Beberapa gunung di Jawa yang diubah nama misalnya Gunung Jamur Duwipo menjadi Slamet, Wukir Mahendro menjadi Lawu, Pawinian menjadi Wilis, Pawitro menjadi Penanggungan, Kamput menjadi Kelud, Saloko menjadi Semeru, Condro Geni menjadi Merapi, termasuk Batuworo menjadi Krakatau.
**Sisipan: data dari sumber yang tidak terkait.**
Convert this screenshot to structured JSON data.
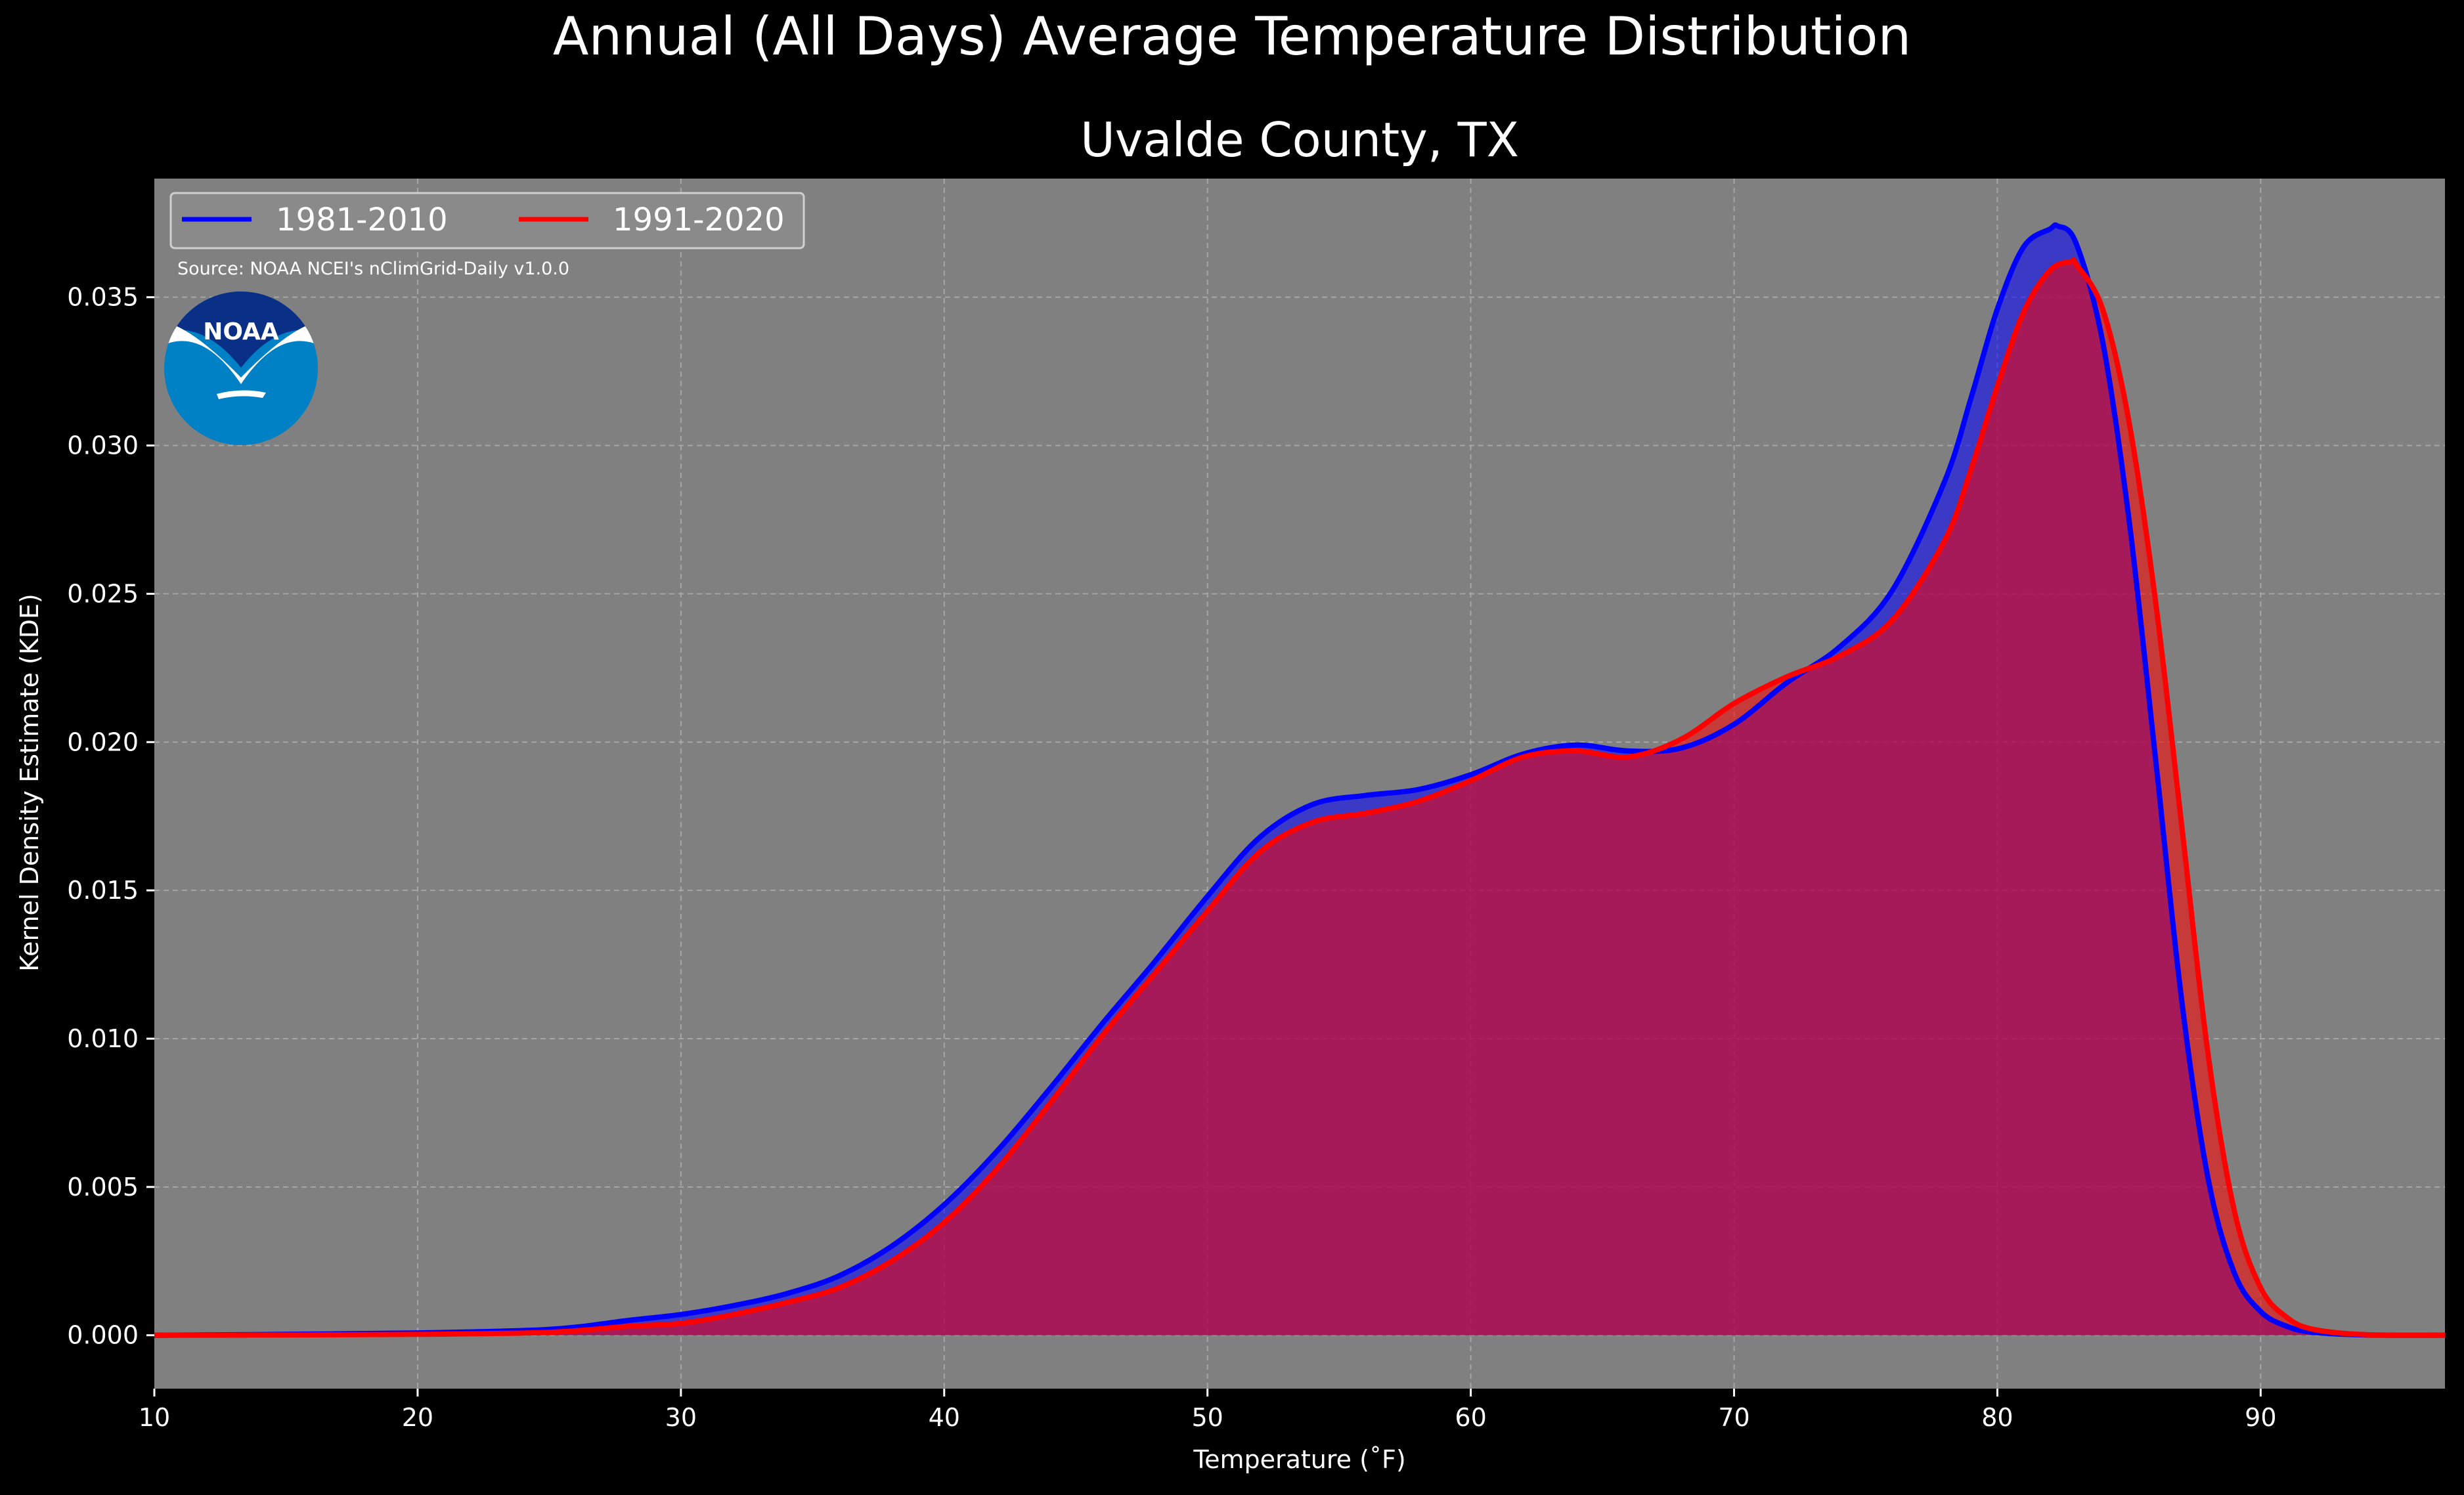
{
  "chart_data": {
    "type": "area",
    "suptitle": "Annual (All Days) Average Temperature Distribution",
    "title": "Uvalde County, TX",
    "xlabel": "Temperature ($^\\circ$F)",
    "xlabel_display": "Temperature (˚F)",
    "ylabel": "Kernel Density Estimate (KDE)",
    "xlim": [
      10,
      97
    ],
    "ylim": [
      -0.0018,
      0.039
    ],
    "xticks": [
      10,
      20,
      30,
      40,
      50,
      60,
      70,
      80,
      90
    ],
    "xtick_labels": [
      "10",
      "20",
      "30",
      "40",
      "50",
      "60",
      "70",
      "80",
      "90"
    ],
    "yticks": [
      0.0,
      0.005,
      0.01,
      0.015,
      0.02,
      0.025,
      0.03,
      0.035
    ],
    "ytick_labels": [
      "0.000",
      "0.005",
      "0.010",
      "0.015",
      "0.020",
      "0.025",
      "0.030",
      "0.035"
    ],
    "grid": true,
    "legend_position": "top-left",
    "source_note": "Source: NOAA NCEI's nClimGrid-Daily v1.0.0",
    "logo_text": "NOAA",
    "colors": {
      "figure_bg": "#000000",
      "axes_bg": "#808080",
      "grid": "#b0b0b0",
      "text": "#ffffff"
    },
    "series": [
      {
        "name": "1981-2010",
        "line_color": "#0000ff",
        "fill_color": "#3b3bc9",
        "x": [
          10,
          15,
          20,
          25,
          28,
          30,
          32,
          34,
          36,
          38,
          40,
          42,
          44,
          46,
          48,
          50,
          52,
          54,
          56,
          58,
          60,
          62,
          64,
          66,
          68,
          70,
          72,
          74,
          76,
          78,
          79,
          80,
          81,
          82,
          82.3,
          83,
          84,
          85,
          86,
          87,
          88,
          89,
          90,
          91,
          92,
          94,
          97
        ],
        "y": [
          0.0,
          3e-05,
          8e-05,
          0.0002,
          0.0005,
          0.0007,
          0.001,
          0.0014,
          0.002,
          0.003,
          0.0044,
          0.0062,
          0.0083,
          0.0105,
          0.0126,
          0.0148,
          0.0168,
          0.0179,
          0.0182,
          0.0184,
          0.0189,
          0.0196,
          0.0199,
          0.0197,
          0.0198,
          0.0206,
          0.022,
          0.0232,
          0.0251,
          0.0288,
          0.0316,
          0.0346,
          0.0367,
          0.0373,
          0.0374,
          0.0368,
          0.0335,
          0.0275,
          0.0195,
          0.0113,
          0.0053,
          0.0021,
          0.0008,
          0.0003,
          0.0001,
          1e-05,
          0.0
        ]
      },
      {
        "name": "1991-2020",
        "line_color": "#ff0000",
        "fill_color": "#a31c5b",
        "x": [
          10,
          15,
          20,
          25,
          28,
          30,
          32,
          34,
          36,
          38,
          40,
          42,
          44,
          46,
          48,
          50,
          52,
          54,
          56,
          58,
          60,
          62,
          64,
          66,
          68,
          70,
          72,
          74,
          76,
          78,
          79,
          80,
          81,
          82,
          82.8,
          83,
          84,
          85,
          86,
          87,
          88,
          89,
          90,
          91,
          92,
          94,
          97
        ],
        "y": [
          0.0,
          1e-05,
          3e-05,
          0.0001,
          0.0003,
          0.0004,
          0.0007,
          0.0011,
          0.0016,
          0.0025,
          0.0038,
          0.0056,
          0.0078,
          0.0101,
          0.0122,
          0.0143,
          0.0163,
          0.0173,
          0.0176,
          0.018,
          0.0187,
          0.0195,
          0.0197,
          0.0195,
          0.0201,
          0.0213,
          0.0222,
          0.0229,
          0.0241,
          0.0268,
          0.0292,
          0.032,
          0.0345,
          0.0359,
          0.0362,
          0.0361,
          0.0346,
          0.0308,
          0.0248,
          0.0172,
          0.0095,
          0.0042,
          0.0016,
          0.0006,
          0.0002,
          2e-05,
          0.0
        ]
      }
    ]
  }
}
Dalam narasi populer, Gunung Semeru dikaitkan dengan kisah Mahameru dari India. Gunung Jawa Timur ini dikisahkan dibawa oleh Dewa Siwa untuk menstabilkan Pulau Jawa, dengan bantuan Dewa Brahma yang menyamar sebagai naga.
Menurut KRT Nur Ikhyak Hadinegoro, kisah Gunung Semeru itu hanya bersifat mitologis dan tidak dapat diilmiahkan, sehingga perlu dikritisi ulang.
Ditegaskan bahwa Semeru, gunung tertinggi di Pulau Jawa bukan Mahameru, dan nama Semeru dianggap senagai hasil pengalihan narasi.
Menurut kajian yang disampaikan, Gunung Semeru yang asli bukan gunung yang sekarang dikenal sebagai Semeru, melainkan rangkaian gunung meliputi Gunung Raung, Gunung Iyang/Ijen, Gunung Argopuro, dan Gunung Lamongan.
Rangkaian gunung inilah yang disebut sebagai Semeru asli, sementara gunung yang sekarang dinamai Semeru dianggap hasil penggeseran kiblat sejarah oleh penjajah.
Sementara, nama Raung sendiri disebut muncul karena aktivitas erupsi yang menghasilkan suara meraung-raung, bukan nama asli leluhur.